You keep using that word... I do not think it means what you think it does.

So as this "downtime" winds down, I am biting back tears because I missed it and B is still asking questions and K is still eating and it is chaos. Total chaos. And the ultra sound tech stops before she leaves, hands B an ultrasound picture, and says "Here is a special one just for big sister."

For the first time since we entered the room, it is completely silent. B stares at in her hands, big eyed, all smiles. "Momma, this is my baby. I am the big sister. I love the baby."

And I remember that this is what it felt like the first time with both B and K. Knowing that our hearts were growing exponentially. That more and more love awaited us. That joy and possibility were on the near horizon promising us moments sweeter than any we had ever known. My heart felt instantly more full and my exhaustion and anxiety turned to sweet comfort and pure bliss.

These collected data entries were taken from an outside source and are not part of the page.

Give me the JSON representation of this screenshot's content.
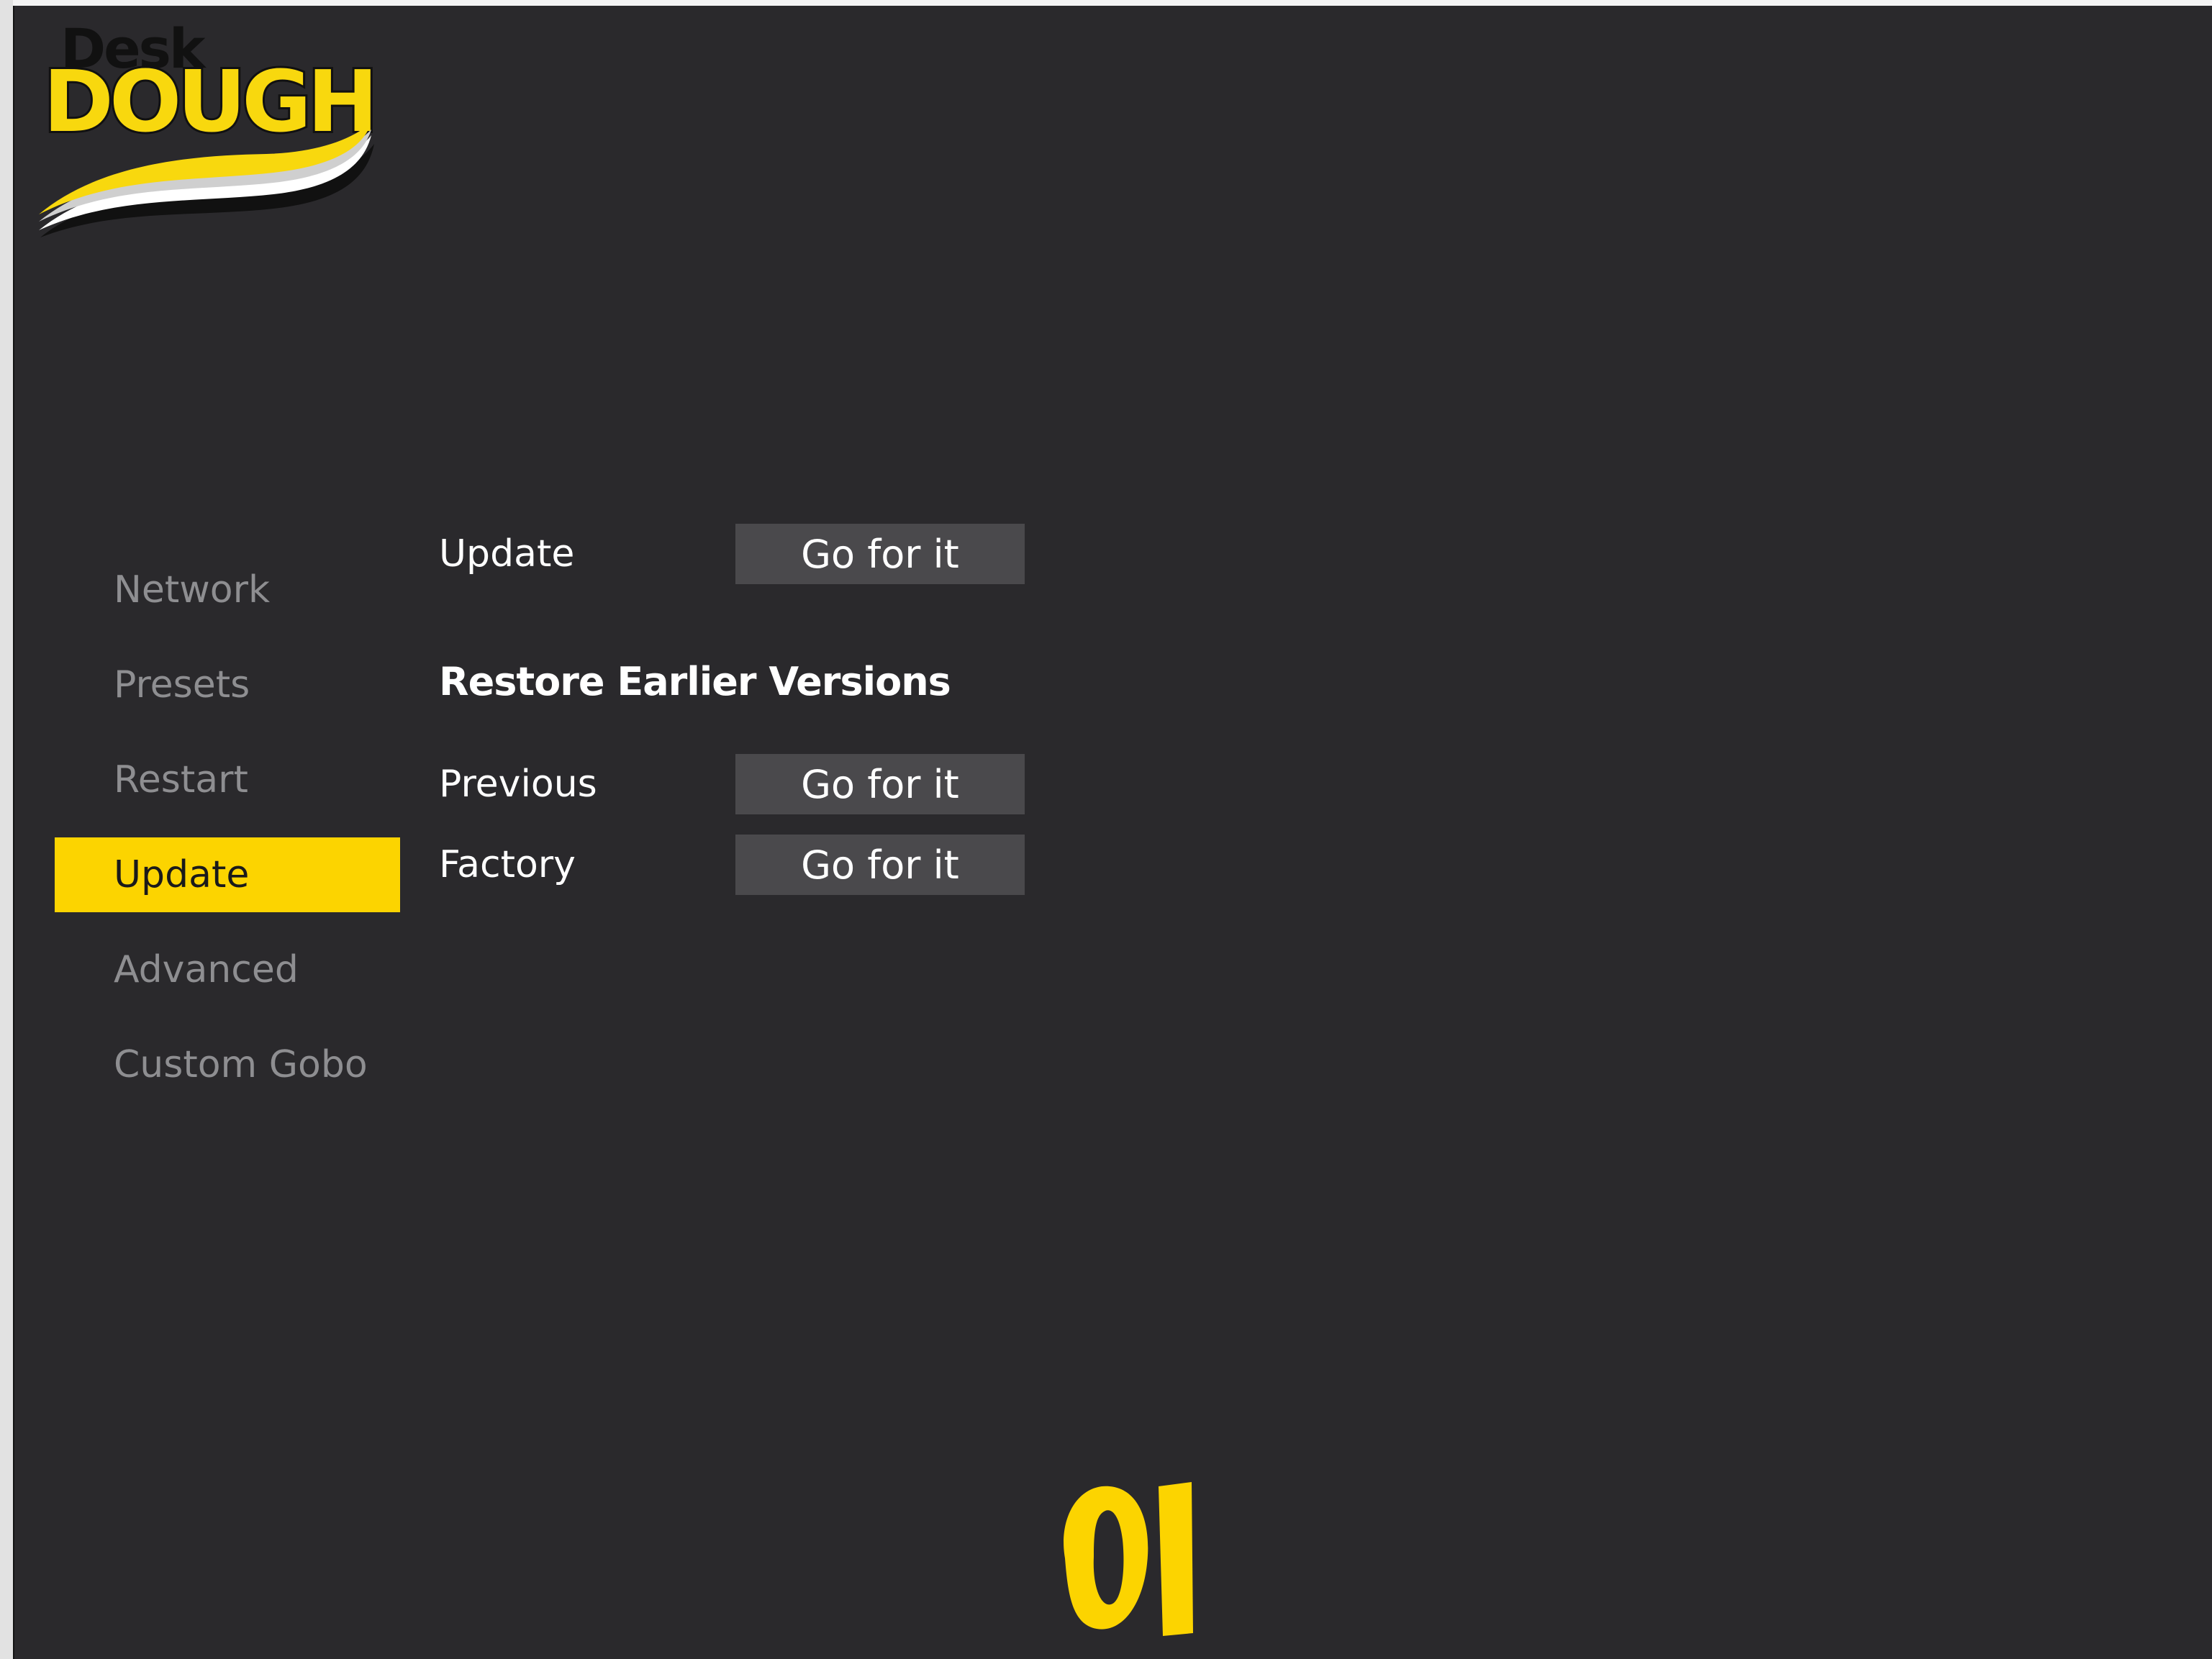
{
  "logo": {
    "top_text": "Desk",
    "main_text": "DOUGH"
  },
  "sidebar": {
    "items": [
      {
        "label": "Network",
        "active": false
      },
      {
        "label": "Presets",
        "active": false
      },
      {
        "label": "Restart",
        "active": false
      },
      {
        "label": "Update",
        "active": true
      },
      {
        "label": "Advanced",
        "active": false
      },
      {
        "label": "Custom Gobo",
        "active": false
      }
    ]
  },
  "main": {
    "update_row": {
      "label": "Update",
      "button": "Go for it"
    },
    "restore_title": "Restore Earlier Versions",
    "previous_row": {
      "label": "Previous",
      "button": "Go for it"
    },
    "factory_row": {
      "label": "Factory",
      "button": "Go for it"
    }
  },
  "colors": {
    "background": "#2a292c",
    "accent": "#fcd400",
    "button": "#4a494c",
    "inactive_text": "#8e8e91"
  },
  "icons": {
    "bottom_mark": "brand-mark-icon"
  }
}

And then baby K karate flung herself out of my lap, knocking over the lamp she had been eyeing all day with precision. And B yelled loud enough for the whole office to hear "WELL IF IT IS NOT TWO IT BETTER BE A GIRL. AND BETTER NOT TAKE MY TOYS." And I looked over at RB who smiled, and said, "What are you thinking about making for dinner?" And I had to go back into the office after realizing I forgot to schedule my next appointment for BB#3.

And thought, yep, this was life with three.